Today (Sept. 11) I attended a meeting of the directors of the Tennessee Baptist Mission Board in Franklin.
I couldn’t help but remember that 17 years ago (Sept. 11, 2001) I was attending a meeting of the Executive Board of the Tennessee Baptist Convention (now TBMB) when news reports began coming in about the terrorist attacks on the Twin Towers in New York City and in Washington D.C. Executive Board members immediately had a time of prayer for our nation.
Those terrorist attacks brought America to its knees. Churches in Tennessee and all across the nation held special prayer vigils and services. Even government leaders called our nation to prayer. I cannot remember a time before or since when so many government and secular leaders talked about trusting in God and prayer.
In my editorial the week following 9/11, I wrote, “I don’t remember ever seeing so many people from all walks of life join in prayer gatherings all across this country.

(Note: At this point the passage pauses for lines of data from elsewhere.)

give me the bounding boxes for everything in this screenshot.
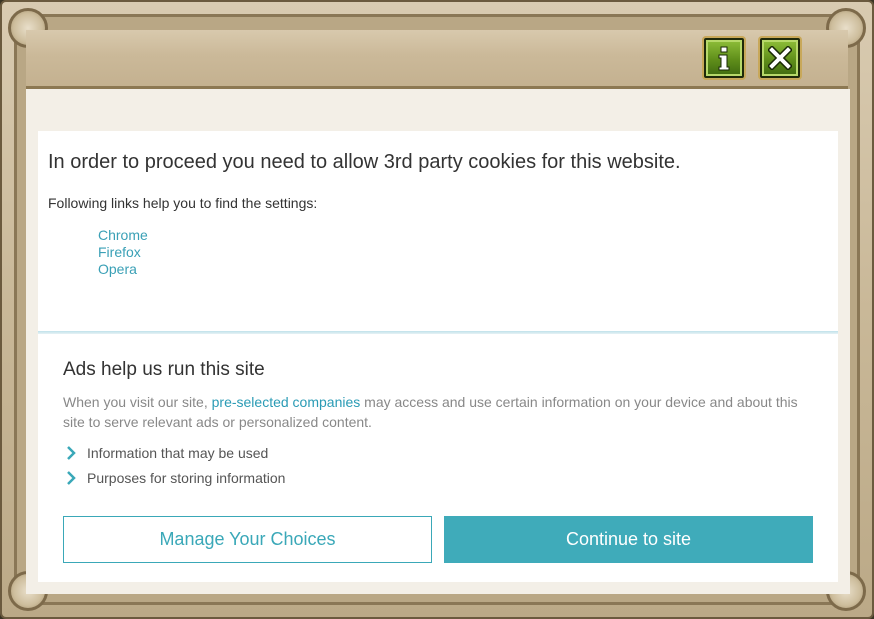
content-panel: In order to proceed you need to allow 3r…: [26, 89, 850, 594]
disclosure-purposes[interactable]: Purposes for storing information: [63, 470, 285, 486]
info-button[interactable]: [704, 38, 744, 78]
firefox-link[interactable]: Firefox: [98, 244, 148, 261]
cookie-subtext: Following links help you to find the set…: [48, 195, 318, 211]
opera-link[interactable]: Opera: [98, 261, 148, 278]
consent-text: When you visit our site, pre-selected co…: [63, 392, 803, 432]
consent-card: Ads help us run this site When you visit…: [38, 334, 838, 582]
chevron-right-icon: [63, 470, 79, 486]
consent-text-before: When you visit our site,: [63, 394, 212, 410]
manage-choices-button[interactable]: Manage Your Choices: [63, 516, 432, 563]
disclosure-label: Purposes for storing information: [87, 470, 286, 486]
disclosure-information-used[interactable]: Information that may be used: [63, 445, 268, 461]
title-bar: [26, 30, 848, 89]
cookie-message: In order to proceed you need to allow 3r…: [48, 151, 681, 173]
consent-heading: Ads help us run this site: [63, 359, 265, 380]
pre-selected-companies-link[interactable]: pre-selected companies: [212, 394, 361, 410]
cookie-notice-card: In order to proceed you need to allow 3r…: [38, 131, 838, 331]
disclosure-label: Information that may be used: [87, 445, 269, 461]
close-icon: [768, 46, 792, 70]
chrome-link[interactable]: Chrome: [98, 227, 148, 244]
browser-links: Chrome Firefox Opera: [98, 227, 148, 278]
close-button[interactable]: [760, 38, 800, 78]
continue-to-site-button[interactable]: Continue to site: [444, 516, 813, 563]
info-icon: [714, 45, 734, 71]
chevron-right-icon: [63, 445, 79, 461]
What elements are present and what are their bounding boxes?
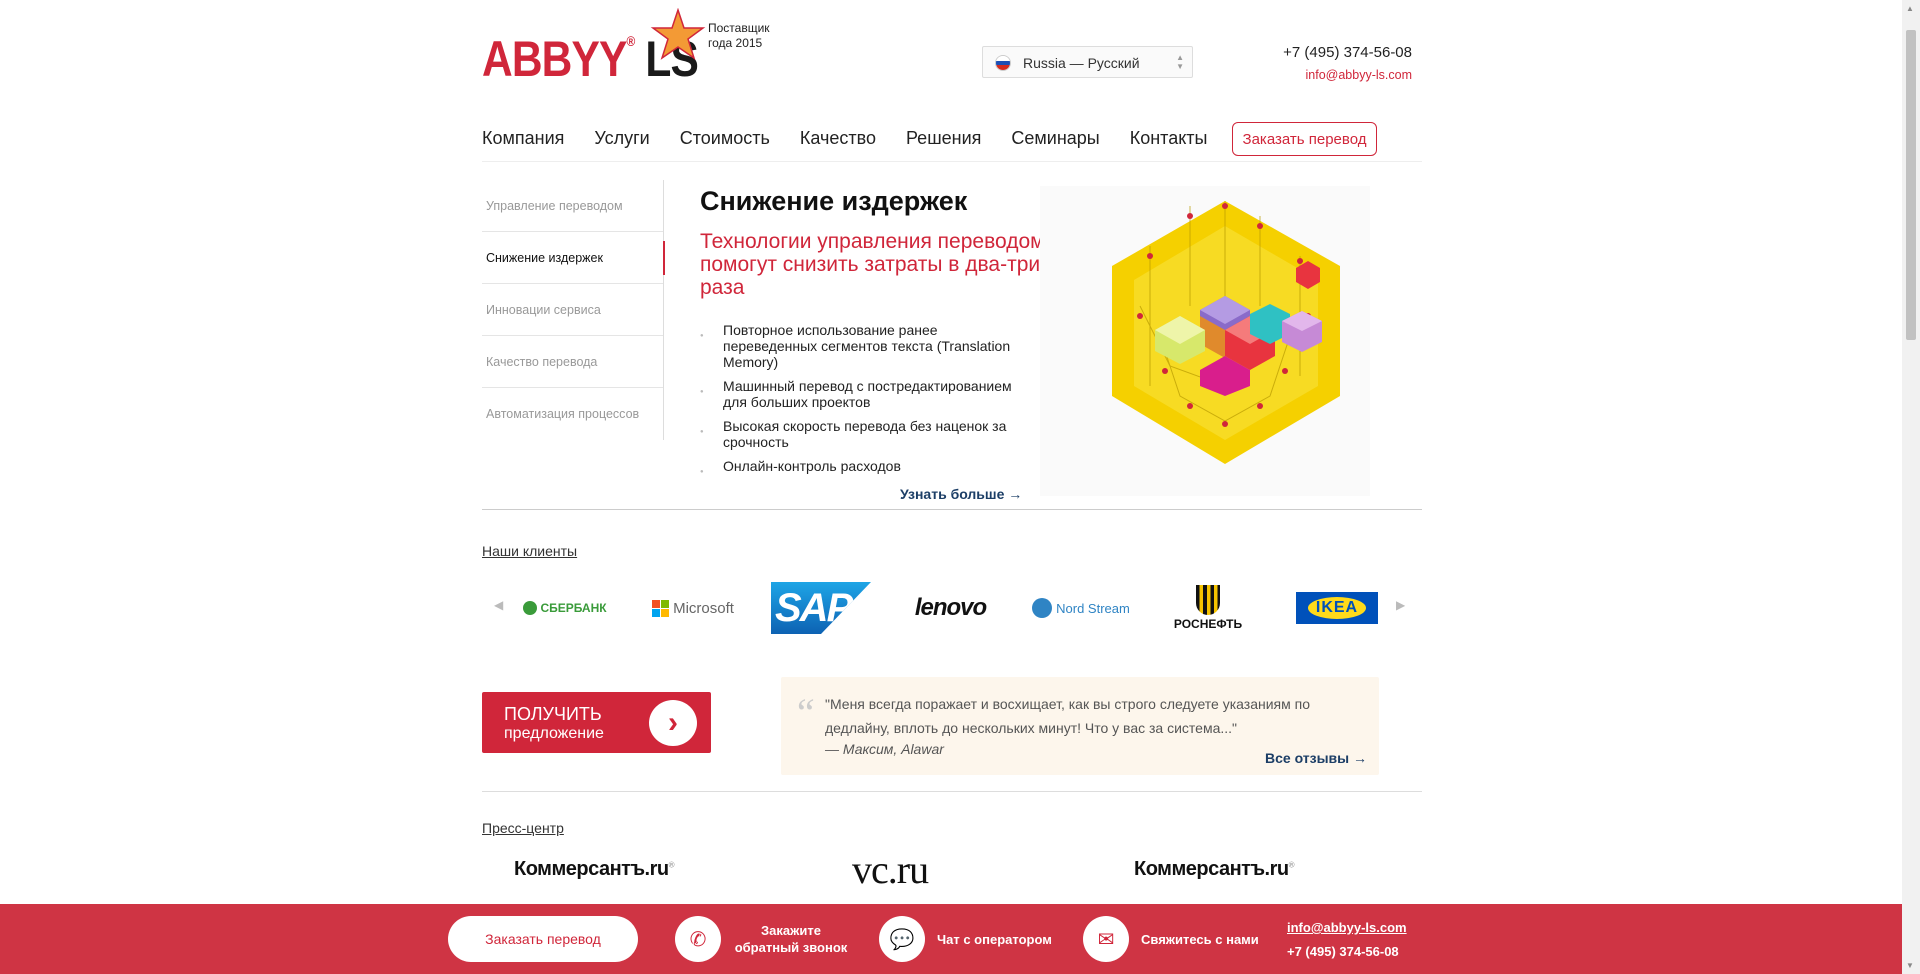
microsoft-logo[interactable]: Microsoft xyxy=(648,580,738,636)
header-phone[interactable]: +7 (495) 374-56-08 xyxy=(1212,44,1412,61)
footer-contacts: info@abbyy-ls.com +7 (495) 374-56-08 xyxy=(1287,916,1407,964)
callback-request-button[interactable]: ✆ Закажите обратный звонок xyxy=(675,916,849,962)
microsoft-logo-text: Microsoft xyxy=(673,599,734,617)
mail-icon: ✉ xyxy=(1083,916,1129,962)
lenovo-logo-text: lenovo xyxy=(914,594,987,621)
list-item: Машинный перевод с постредактированием д… xyxy=(700,378,1030,410)
select-arrows-icon: ▲ ▼ xyxy=(1176,53,1184,71)
page-scrollbar[interactable]: ▲ ▼ xyxy=(1902,0,1920,974)
chevron-right-icon: › xyxy=(649,700,697,746)
testimonial-text: "Меня всегда поражает и восхищает, как в… xyxy=(825,696,1311,736)
main-nav: Компания Услуги Стоимость Качество Решен… xyxy=(482,120,1377,156)
kommersant-logo[interactable]: Коммерсантъ.ru® xyxy=(514,858,675,881)
nav-divider xyxy=(482,161,1422,162)
callback-label: Закажите обратный звонок xyxy=(734,923,848,955)
sap-logo-text: SAP xyxy=(775,585,853,630)
side-menu: Управление переводом Снижение издержек И… xyxy=(482,180,665,440)
nav-services[interactable]: Услуги xyxy=(594,128,649,149)
page-title: Снижение издержек xyxy=(700,186,968,216)
side-item-process-automation[interactable]: Автоматизация процессов xyxy=(482,388,663,440)
nordstream-logo[interactable]: Nord Stream xyxy=(1028,580,1134,636)
carousel-next-icon[interactable]: ▶ xyxy=(1396,598,1405,612)
globe-icon xyxy=(1032,598,1053,618)
kommersant-logo[interactable]: Коммерсантъ.ru® xyxy=(1134,858,1295,881)
chat-operator-button[interactable]: 💬 Чат с оператором xyxy=(879,916,1052,962)
contact-us-button[interactable]: ✉ Свяжитесь с нами xyxy=(1083,916,1259,962)
testimonial-author: — Максим, Alawar xyxy=(825,741,944,757)
rosneft-emblem-icon xyxy=(1196,585,1220,615)
nordstream-logo-text: Nord Stream xyxy=(1056,600,1130,616)
vcru-logo-text: vc.ru xyxy=(852,847,929,892)
get-offer-button[interactable]: ПОЛУЧИТЬ предложение › xyxy=(482,692,711,753)
cost-reduction-illustration xyxy=(1040,186,1370,496)
rosneft-logo[interactable]: РОСНЕФТЬ xyxy=(1160,580,1256,636)
sticky-contact-bar: Заказать перевод ✆ Закажите обратный зво… xyxy=(0,904,1902,974)
scroll-up-icon[interactable]: ▲ xyxy=(1906,4,1914,13)
award-text: Поставщик года 2015 xyxy=(708,21,770,50)
russia-flag-icon xyxy=(995,55,1011,71)
ikea-logo-text: IKEA xyxy=(1307,597,1367,619)
quote-icon: “ xyxy=(793,690,816,735)
get-offer-line1: ПОЛУЧИТЬ xyxy=(504,704,602,724)
section-divider xyxy=(482,509,1422,510)
side-item-translation-management[interactable]: Управление переводом xyxy=(482,180,663,232)
nav-company[interactable]: Компания xyxy=(482,128,564,149)
get-offer-line2: предложение xyxy=(504,725,604,742)
list-item: Высокая скорость перевода без наценок за… xyxy=(700,418,1030,450)
nav-pricing[interactable]: Стоимость xyxy=(680,128,770,149)
section-divider xyxy=(482,791,1422,792)
footer-order-button[interactable]: Заказать перевод xyxy=(448,916,638,962)
rosneft-logo-text: РОСНЕФТЬ xyxy=(1173,617,1243,631)
side-item-cost-reduction[interactable]: Снижение издержек xyxy=(482,232,665,284)
side-item-translation-quality[interactable]: Качество перевода xyxy=(482,336,663,388)
footer-phone[interactable]: +7 (495) 374-56-08 xyxy=(1287,940,1407,964)
chat-icon: 💬 xyxy=(879,916,925,962)
sberbank-logo[interactable]: СБЕРБАНК xyxy=(520,580,610,636)
language-select[interactable]: Russia — Русский ▲ ▼ xyxy=(982,46,1193,78)
sap-logo[interactable]: SAP xyxy=(771,582,871,634)
kommersant-logo-text: Коммерсантъ.ru xyxy=(1134,858,1289,880)
learn-more-link[interactable]: Узнать больше → xyxy=(900,486,1022,502)
lenovo-logo[interactable]: lenovo xyxy=(898,580,1003,636)
header-email-link[interactable]: info@abbyy-ls.com xyxy=(1212,68,1412,82)
contact-label: Свяжитесь с нами xyxy=(1141,931,1259,947)
benefits-list: Повторное использование ранее переведенн… xyxy=(700,322,1030,482)
list-item: Онлайн-контроль расходов xyxy=(700,458,1030,480)
clients-title-link[interactable]: Наши клиенты xyxy=(482,543,577,559)
footer-email-link[interactable]: info@abbyy-ls.com xyxy=(1287,916,1407,940)
phone-icon: ✆ xyxy=(675,916,721,962)
kommersant-logo-text: Коммерсантъ.ru xyxy=(514,858,669,880)
list-item: Повторное использование ранее переведенн… xyxy=(700,322,1030,370)
language-select-value: Russia — Русский xyxy=(1023,55,1140,71)
carousel-prev-icon[interactable]: ◀ xyxy=(494,598,503,612)
abbyy-ls-logo[interactable]: ABBYY® LS Поставщик года 2015 xyxy=(482,8,792,90)
order-translation-button[interactable]: Заказать перевод xyxy=(1232,122,1377,156)
vcru-logo[interactable]: vc.ru xyxy=(852,846,929,893)
page-subtitle: Технологии управления переводом помогут … xyxy=(700,230,1045,299)
nav-quality[interactable]: Качество xyxy=(800,128,876,149)
microsoft-windows-icon xyxy=(652,599,670,617)
nav-contacts[interactable]: Контакты xyxy=(1130,128,1208,149)
award-star-icon xyxy=(650,8,706,60)
scrollbar-thumb[interactable] xyxy=(1906,30,1916,340)
scroll-down-icon[interactable]: ▼ xyxy=(1906,961,1914,970)
press-center-link[interactable]: Пресс-центр xyxy=(482,820,564,836)
all-reviews-link[interactable]: Все отзывы → xyxy=(1265,750,1367,766)
nav-seminars[interactable]: Семинары xyxy=(1011,128,1099,149)
chat-label: Чат с оператором xyxy=(937,931,1052,947)
testimonial-box: “ "Меня всегда поражает и восхищает, как… xyxy=(781,677,1379,775)
side-item-service-innovation[interactable]: Инновации сервиса xyxy=(482,284,663,336)
page: ABBYY® LS Поставщик года 2015 Russia — Р… xyxy=(0,0,1902,974)
sberbank-logo-text: СБЕРБАНК xyxy=(540,601,607,615)
nav-solutions[interactable]: Решения xyxy=(906,128,981,149)
ikea-logo[interactable]: IKEA xyxy=(1296,592,1378,624)
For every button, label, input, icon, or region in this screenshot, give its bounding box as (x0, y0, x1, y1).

Americans are beginning to see, perhaps some for the first time, that the only hope America has is in God. My prayer is that this ‘awakening’ will last.”
Seventeen years later, I can say with sadness and regret, “It didn’t last.” We have forgotten the horror and tragedy of that day.
America has drifted back to the pre-9/11 days and, if anything, the country is more divided than ever before. Our nation is in trouble. Government leaders are more concerned about their political party than what’s best for the nation as a whole. There’s racial tension in the world that scares me. People have no respect for authority. The list could go on and on.
Former Clarksville pastor Verlon Moore was chairman of the Executive Board on that fateful day in 2001. He said then, “It is time to quit singing ‘God Bless America’ and begin living a life that He can bless.”
Those words are as true today as they were then. Pray that America will wake up and that it won’t take another 9/11 tragedy to bring us to our knees once again.